The smell clung to Lila. I could almost sense it before she opened the door. I didn't ask what Lila's cancer was, but it hardly mattered. From what she was smoking, I could tell that whatever she had, it wasn't looking good.

Lila and I were supposed to have met earlier. She'd been booked before months ago then called off because the chemotherapy and the radiation terrified her. She wanted a second opinion.

"I don't want to do this if I don't have to," is what she told me over the phone then thanked me for calling. If she needed me, she'd call me later.

I'd just forgotten about her.

Lila lived on the edges of what passes for civilization, in a grubby trailer at the end of a dusty gravel road that ran parallel to a railroad track.

"Sometimes they'll have the train on the tracks and you have to walk half a mile just to get around it."

The trains come at regular intervals and usually through the night. I asked her how she slept and she shrugged and said she had no idea.

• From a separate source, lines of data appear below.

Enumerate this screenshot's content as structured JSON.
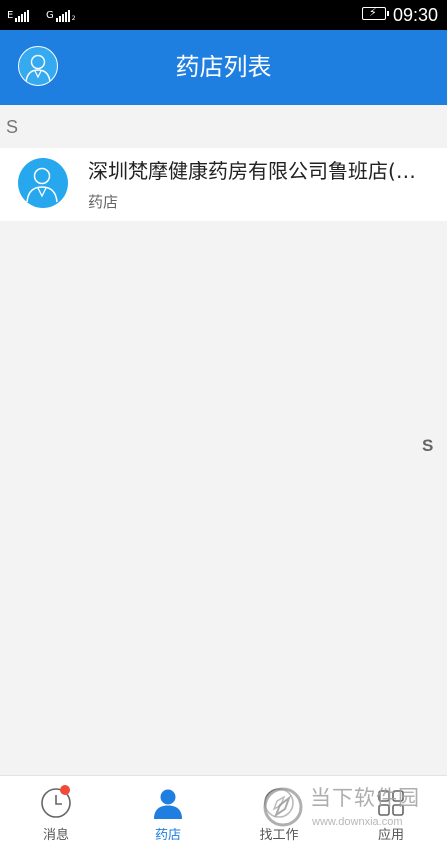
{
  "status_bar": {
    "sim1_network": "E",
    "sim2_network": "G",
    "sim2_sub": "2",
    "time": "09:30"
  },
  "header": {
    "title": "药店列表"
  },
  "list": {
    "section_letter": "S",
    "items": [
      {
        "name": "深圳梵摩健康药房有限公司鲁班店(鲁班大厦店)",
        "type": "药店"
      }
    ]
  },
  "side_index": {
    "letters": [
      "S"
    ]
  },
  "tab_bar": {
    "tabs": [
      {
        "label": "消息",
        "icon": "clock-icon",
        "badge": true
      },
      {
        "label": "药店",
        "icon": "person-icon",
        "active": true
      },
      {
        "label": "找工作",
        "icon": "compass-icon"
      },
      {
        "label": "应用",
        "icon": "grid-icon"
      }
    ]
  },
  "watermark": {
    "text": "当下软件园",
    "url": "www.downxia.com"
  },
  "colors": {
    "primary": "#1e7fe0",
    "avatar": "#27a8ee",
    "badge": "#f04a3a",
    "background": "#f3f3f3"
  }
}
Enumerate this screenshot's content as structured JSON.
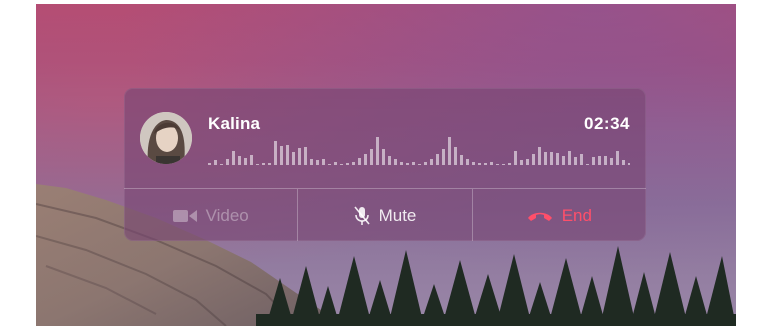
{
  "call": {
    "caller_name": "Kalina",
    "duration": "02:34",
    "waveform_levels": [
      2,
      5,
      1,
      6,
      14,
      9,
      7,
      10,
      1,
      2,
      2,
      24,
      19,
      20,
      13,
      17,
      18,
      6,
      5,
      6,
      1,
      3,
      1,
      2,
      3,
      7,
      11,
      16,
      28,
      16,
      9,
      6,
      3,
      2,
      3,
      1,
      3,
      6,
      11,
      16,
      28,
      18,
      10,
      6,
      3,
      2,
      2,
      3,
      1,
      1,
      2,
      14,
      5,
      6,
      11,
      18,
      13,
      13,
      12,
      9,
      14,
      8,
      11,
      1,
      8,
      9,
      9,
      7,
      14,
      5,
      2
    ]
  },
  "controls": {
    "video": {
      "label": "Video",
      "icon": "video-camera-icon",
      "enabled": false
    },
    "mute": {
      "label": "Mute",
      "icon": "microphone-muted-icon",
      "enabled": true
    },
    "end": {
      "label": "End",
      "icon": "phone-hangup-icon",
      "color": "#ff4f6a"
    }
  }
}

Picking her up, her grown daughter thanked me twice for doing this and on short notice. They had three vehicles in the yard. None of them were reliable, they said, and besides, the daughter needed to wait at the trailer. Someone was picking her up later to take somewhere else.

"My uncle has esophagus cancer," she said. "He's got surgery today." Lila's daughter shook her head, looked tired and defeated.

I said nothing. That particular brand of cancer is ugly and usually fatal.

She said, "It's my birthday. Happy birthday, right?"

Too late.

I took the woman's mother back down the road and tried to make idle chatter. That's usually better than silence, but she didn't want to talk. She wanted to get this done and hopefully live to see her grandchildren get through school.

At some point, she asked about how I got into this business and I gave her the lame story about the newspaper already having enough people to play volleyball for the corporate cup.

"We needed points and I could get them points by donating blood or becoming a driver for the cancer society. I did both and stuck with the driving because I believe in it. I wish I'd started doing stuff like this years before."

I told her it was a good way to get out of the office. I told her I'd met a lot of interesting people then I lied and said most of them turn out fine.